Using culturomics, Klebsiella bacteria were then identified as the main producer of histamine in IBS patients with elevated urinary levels of this molecule.

Compared with healthy subjects, IBS patients had a higher prevalence of K. aerogenes and a higher relative abundance of the histidine decarboxylase (hdc) gene, responsible for histamine production. Mechanistically, histamine produced by K. aerogenes was implicated in mast cell recruitment, which plays a role in the pain phenotype in mice. H4R (histamine receptor 4) expression was elevated in the colon of mice colonised with the faecal microbiota of IBS patients with high levels of urinary histamine. In vitro, H4R blockade blocked mast-cell chemotaxis.
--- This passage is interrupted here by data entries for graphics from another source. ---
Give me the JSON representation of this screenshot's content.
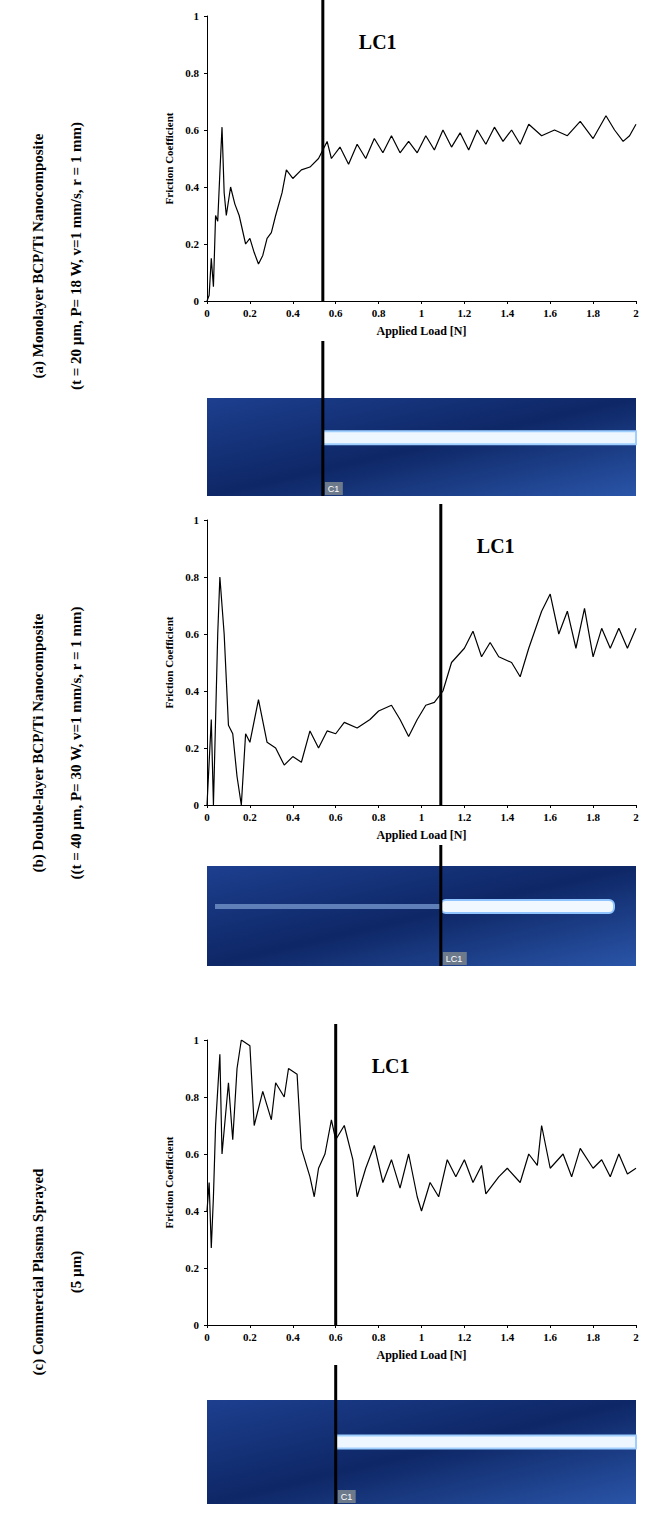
{
  "chart_data": [
    {
      "type": "line",
      "title": "(a) Monolayer BCP/Ti Nanocomposite",
      "subtitle": "(t = 20 µm, P= 18 W, v=1 mm/s, r = 1 mm)",
      "x_label": "Applied Load [N]",
      "y_label": "Friction Coefficient",
      "color": "#000000",
      "grid": false,
      "xlim": [
        0,
        2
      ],
      "ylim": [
        0,
        1
      ],
      "xticks": [
        0,
        0.2,
        0.4,
        0.6,
        0.8,
        1,
        1.2,
        1.4,
        1.6,
        1.8,
        2
      ],
      "yticks": [
        0,
        0.2,
        0.4,
        0.6,
        0.8,
        1
      ],
      "annotation": {
        "label": "LC1",
        "x": 0.54
      },
      "image_label": "C1",
      "x": [
        0,
        0.01,
        0.02,
        0.03,
        0.04,
        0.05,
        0.06,
        0.07,
        0.08,
        0.09,
        0.11,
        0.13,
        0.15,
        0.18,
        0.2,
        0.22,
        0.24,
        0.26,
        0.28,
        0.3,
        0.32,
        0.35,
        0.37,
        0.4,
        0.44,
        0.48,
        0.52,
        0.56,
        0.58,
        0.62,
        0.66,
        0.7,
        0.74,
        0.78,
        0.82,
        0.86,
        0.9,
        0.94,
        0.98,
        1.02,
        1.06,
        1.1,
        1.14,
        1.18,
        1.22,
        1.26,
        1.3,
        1.34,
        1.38,
        1.42,
        1.46,
        1.5,
        1.56,
        1.62,
        1.68,
        1.74,
        1.8,
        1.86,
        1.9,
        1.94,
        1.97,
        2
      ],
      "values": [
        0,
        0.02,
        0.15,
        0.05,
        0.3,
        0.28,
        0.45,
        0.61,
        0.38,
        0.3,
        0.4,
        0.34,
        0.3,
        0.2,
        0.22,
        0.17,
        0.13,
        0.16,
        0.22,
        0.24,
        0.3,
        0.38,
        0.46,
        0.43,
        0.46,
        0.47,
        0.5,
        0.56,
        0.5,
        0.54,
        0.48,
        0.55,
        0.5,
        0.57,
        0.52,
        0.58,
        0.52,
        0.56,
        0.52,
        0.58,
        0.53,
        0.6,
        0.54,
        0.59,
        0.53,
        0.6,
        0.55,
        0.61,
        0.56,
        0.6,
        0.55,
        0.62,
        0.58,
        0.6,
        0.58,
        0.63,
        0.57,
        0.65,
        0.6,
        0.56,
        0.58,
        0.62
      ]
    },
    {
      "type": "line",
      "title": "(b) Double-layer BCP/Ti Nanocomposite",
      "subtitle": "((t = 40 µm, P= 30 W, v=1 mm/s, r = 1 mm)",
      "x_label": "Applied Load [N]",
      "y_label": "Friction Coefficient",
      "color": "#000000",
      "grid": false,
      "xlim": [
        0,
        2
      ],
      "ylim": [
        0,
        1
      ],
      "xticks": [
        0,
        0.2,
        0.4,
        0.6,
        0.8,
        1,
        1.2,
        1.4,
        1.6,
        1.8,
        2
      ],
      "yticks": [
        0,
        0.2,
        0.4,
        0.6,
        0.8,
        1
      ],
      "annotation": {
        "label": "LC1",
        "x": 1.09
      },
      "image_label": "LC1",
      "x": [
        0,
        0.02,
        0.03,
        0.05,
        0.06,
        0.08,
        0.1,
        0.12,
        0.14,
        0.16,
        0.18,
        0.2,
        0.24,
        0.28,
        0.32,
        0.36,
        0.4,
        0.44,
        0.48,
        0.52,
        0.56,
        0.6,
        0.64,
        0.7,
        0.76,
        0.8,
        0.86,
        0.9,
        0.94,
        0.98,
        1.02,
        1.06,
        1.1,
        1.14,
        1.2,
        1.24,
        1.28,
        1.32,
        1.36,
        1.42,
        1.46,
        1.5,
        1.56,
        1.6,
        1.64,
        1.68,
        1.72,
        1.76,
        1.8,
        1.84,
        1.88,
        1.92,
        1.96,
        2
      ],
      "values": [
        0,
        0.3,
        0,
        0.6,
        0.8,
        0.6,
        0.28,
        0.25,
        0.1,
        0,
        0.25,
        0.22,
        0.37,
        0.22,
        0.2,
        0.14,
        0.17,
        0.15,
        0.26,
        0.2,
        0.26,
        0.25,
        0.29,
        0.27,
        0.3,
        0.33,
        0.35,
        0.3,
        0.24,
        0.3,
        0.35,
        0.36,
        0.4,
        0.5,
        0.55,
        0.61,
        0.52,
        0.57,
        0.52,
        0.5,
        0.45,
        0.55,
        0.68,
        0.74,
        0.6,
        0.68,
        0.55,
        0.69,
        0.52,
        0.62,
        0.55,
        0.62,
        0.55,
        0.62
      ]
    },
    {
      "type": "line",
      "title": "(c) Commercial Plasma Sprayed",
      "subtitle": "(5 µm)",
      "x_label": "Applied Load [N]",
      "y_label": "Friction Coefficient",
      "color": "#000000",
      "grid": false,
      "xlim": [
        0,
        2
      ],
      "ylim": [
        0,
        1
      ],
      "xticks": [
        0,
        0.2,
        0.4,
        0.6,
        0.8,
        1,
        1.2,
        1.4,
        1.6,
        1.8,
        2
      ],
      "yticks": [
        0,
        0.2,
        0.4,
        0.6,
        0.8,
        1
      ],
      "annotation": {
        "label": "LC1",
        "x": 0.6
      },
      "image_label": "C1",
      "x": [
        0,
        0.01,
        0.02,
        0.03,
        0.04,
        0.06,
        0.07,
        0.1,
        0.12,
        0.14,
        0.16,
        0.2,
        0.22,
        0.26,
        0.3,
        0.32,
        0.36,
        0.38,
        0.42,
        0.44,
        0.48,
        0.5,
        0.52,
        0.55,
        0.58,
        0.6,
        0.64,
        0.68,
        0.7,
        0.74,
        0.78,
        0.82,
        0.86,
        0.9,
        0.94,
        0.98,
        1,
        1.04,
        1.08,
        1.12,
        1.16,
        1.2,
        1.24,
        1.28,
        1.3,
        1.36,
        1.4,
        1.46,
        1.5,
        1.54,
        1.56,
        1.6,
        1.66,
        1.7,
        1.74,
        1.8,
        1.84,
        1.88,
        1.92,
        1.96,
        2
      ],
      "values": [
        0.4,
        0.5,
        0.27,
        0.45,
        0.7,
        0.95,
        0.6,
        0.85,
        0.65,
        0.9,
        1,
        0.98,
        0.7,
        0.82,
        0.72,
        0.85,
        0.8,
        0.9,
        0.88,
        0.62,
        0.52,
        0.45,
        0.55,
        0.6,
        0.72,
        0.65,
        0.7,
        0.58,
        0.45,
        0.55,
        0.63,
        0.5,
        0.58,
        0.48,
        0.6,
        0.45,
        0.4,
        0.5,
        0.45,
        0.58,
        0.52,
        0.58,
        0.5,
        0.56,
        0.46,
        0.52,
        0.55,
        0.5,
        0.6,
        0.56,
        0.7,
        0.55,
        0.6,
        0.52,
        0.62,
        0.55,
        0.58,
        0.52,
        0.6,
        0.53,
        0.55
      ]
    }
  ]
}
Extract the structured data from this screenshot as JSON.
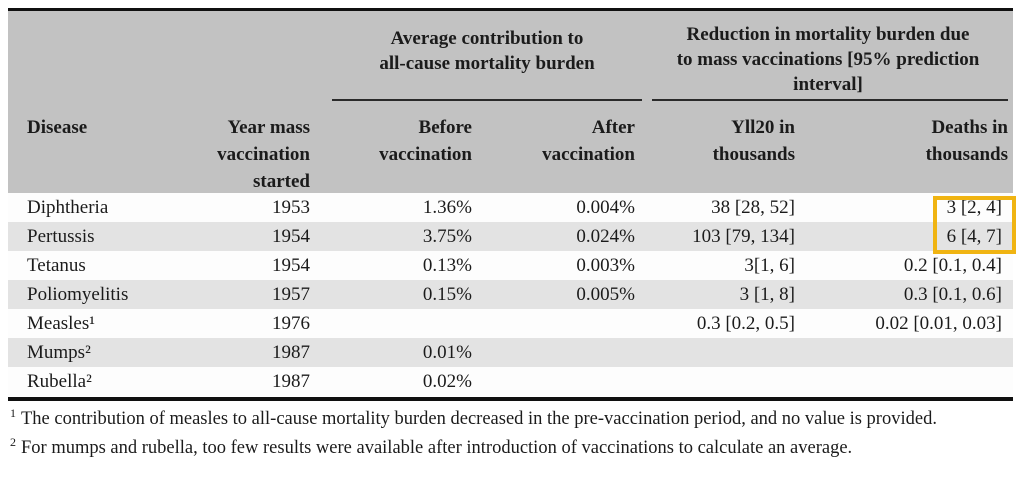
{
  "table": {
    "group_headers": [
      {
        "label": "Average contribution to\nall-cause mortality burden"
      },
      {
        "label": "Reduction in mortality burden due\nto mass vaccinations [95% prediction\ninterval]"
      }
    ],
    "columns": [
      {
        "label": "Disease"
      },
      {
        "label": "Year mass\nvaccination\nstarted"
      },
      {
        "label": "Before\nvaccination"
      },
      {
        "label": "After\nvaccination"
      },
      {
        "label": "Yll20 in\nthousands"
      },
      {
        "label": "Deaths in\nthousands"
      }
    ],
    "rows": [
      {
        "disease": "Diphtheria",
        "year": "1953",
        "before": "1.36%",
        "after": "0.004%",
        "yll": "38 [28, 52]",
        "deaths": "3 [2, 4]"
      },
      {
        "disease": "Pertussis",
        "year": "1954",
        "before": "3.75%",
        "after": "0.024%",
        "yll": "103 [79, 134]",
        "deaths": "6 [4, 7]"
      },
      {
        "disease": "Tetanus",
        "year": "1954",
        "before": "0.13%",
        "after": "0.003%",
        "yll": "3[1, 6]",
        "deaths": "0.2 [0.1, 0.4]"
      },
      {
        "disease": "Poliomyelitis",
        "year": "1957",
        "before": "0.15%",
        "after": "0.005%",
        "yll": "3 [1, 8]",
        "deaths": "0.3 [0.1, 0.6]"
      },
      {
        "disease": "Measles¹",
        "year": "1976",
        "before": "",
        "after": "",
        "yll": "0.3 [0.2, 0.5]",
        "deaths": "0.02 [0.01, 0.03]"
      },
      {
        "disease": "Mumps²",
        "year": "1987",
        "before": "0.01%",
        "after": "",
        "yll": "",
        "deaths": ""
      },
      {
        "disease": "Rubella²",
        "year": "1987",
        "before": "0.02%",
        "after": "",
        "yll": "",
        "deaths": ""
      }
    ],
    "highlight": {
      "color": "#F0B412",
      "column": "deaths",
      "row_start": 0,
      "row_end": 1
    },
    "colors": {
      "header_background": "#C2C2C2",
      "row_shade": "#E3E3E3",
      "rule_black": "#101010"
    }
  },
  "footnotes": [
    {
      "marker": "1",
      "text": "The contribution of measles to all-cause mortality burden decreased in the pre-vaccination period, and no value is provided."
    },
    {
      "marker": "2",
      "text": "For mumps and rubella, too few results were available after introduction of vaccinations to calculate an average."
    }
  ]
}
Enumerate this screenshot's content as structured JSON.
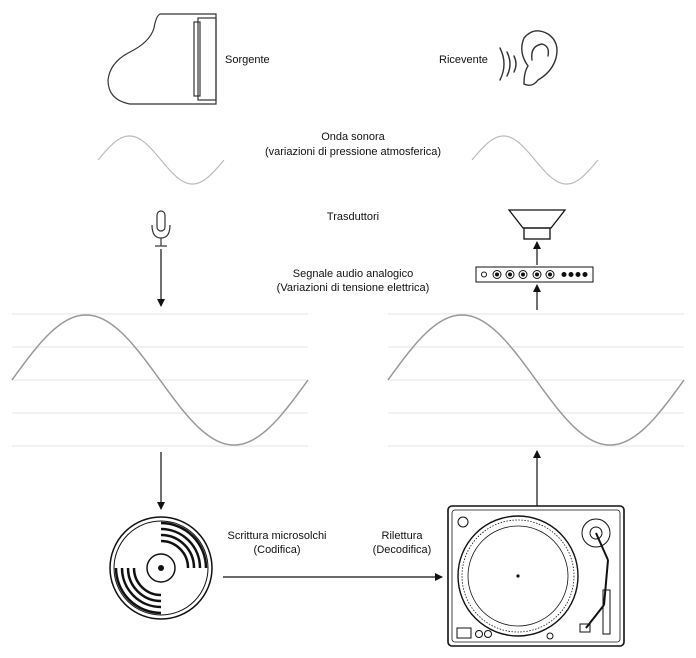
{
  "labels": {
    "source": "Sorgente",
    "receiver": "Ricevente",
    "sound_wave": "Onda sonora",
    "sound_wave_sub": "(variazioni di pressione atmosferica)",
    "transducers": "Trasduttori",
    "analog_signal": "Segnale audio analogico",
    "analog_signal_sub": "(Variazioni di tensione elettrica)",
    "writing": "Scrittura  microsolchi",
    "writing_sub": "(Codifica)",
    "reading": "Rilettura",
    "reading_sub": "(Decodifica)"
  },
  "icons": {
    "source": "grand-piano-icon",
    "receiver": "ear-icon",
    "input_transducer": "microphone-icon",
    "output_transducer": "loudspeaker-icon",
    "amplifier": "amplifier-icon",
    "record": "vinyl-record-icon",
    "player": "turntable-icon"
  },
  "colors": {
    "line": "#111111",
    "wave": "#999999",
    "wave_light": "#bbbbbb",
    "grid": "#e4e4e4"
  }
}
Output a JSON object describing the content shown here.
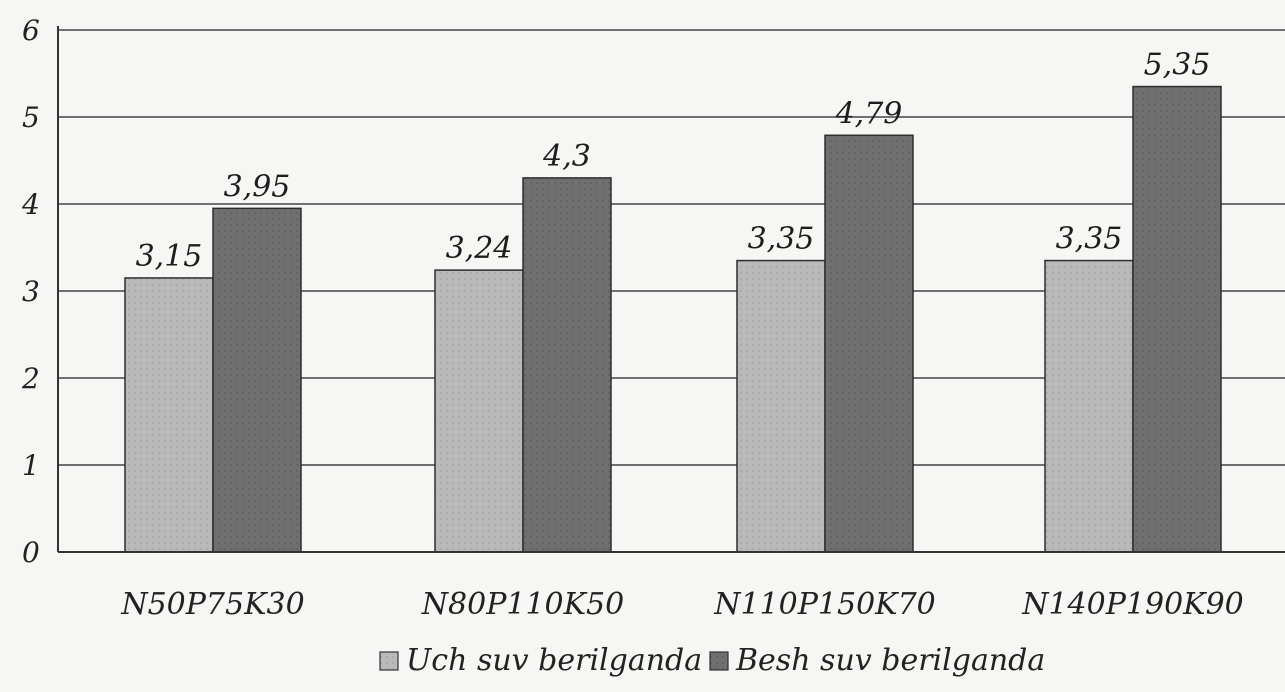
{
  "chart_data": {
    "type": "bar",
    "categories": [
      "N50P75K30",
      "N80P110K50",
      "N110P150K70",
      "N140P190K90"
    ],
    "series": [
      {
        "name": "Uch suv berilganda",
        "values": [
          3.15,
          3.24,
          3.35,
          3.35
        ],
        "labels": [
          "3,15",
          "3,24",
          "3,35",
          "3,35"
        ],
        "color": "#b9b9b9"
      },
      {
        "name": "Besh suv berilganda",
        "values": [
          3.95,
          4.3,
          4.79,
          5.35
        ],
        "labels": [
          "3,95",
          "4,3",
          "4,79",
          "5,35"
        ],
        "color": "#6f6f6f"
      }
    ],
    "yticks": [
      "0",
      "1",
      "2",
      "3",
      "4",
      "5",
      "6"
    ],
    "ylim": [
      0,
      6
    ],
    "grid": true,
    "legend": "bottom",
    "title": "",
    "xlabel": "",
    "ylabel": ""
  }
}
Finally, in vivo, H4R blockade reduced visceral-motor responses to colorectal distension in mice colonised with the faecal microbiota of IBS patients with high levels of urinary histamine.

WHAT ARE THE CONSEQUENCES IN PRACTICE?

This study reveals the specific role of histamine production by some bacteria in the gut microbiota in the painful symptoms suffered by a subgroup of IBS patients, in the context of a diet rich in fermentable carbohydrates. It suggests that gut distension related to gas production is not the main nociceptive trigger in these patients. Identifying K. aerogenes, or other histamine- producing bacteria, could help guide dietary recommendations as well as therapies targeting the microbiota or the use of H4 receptor antagonists in this subgroup of IBS patients.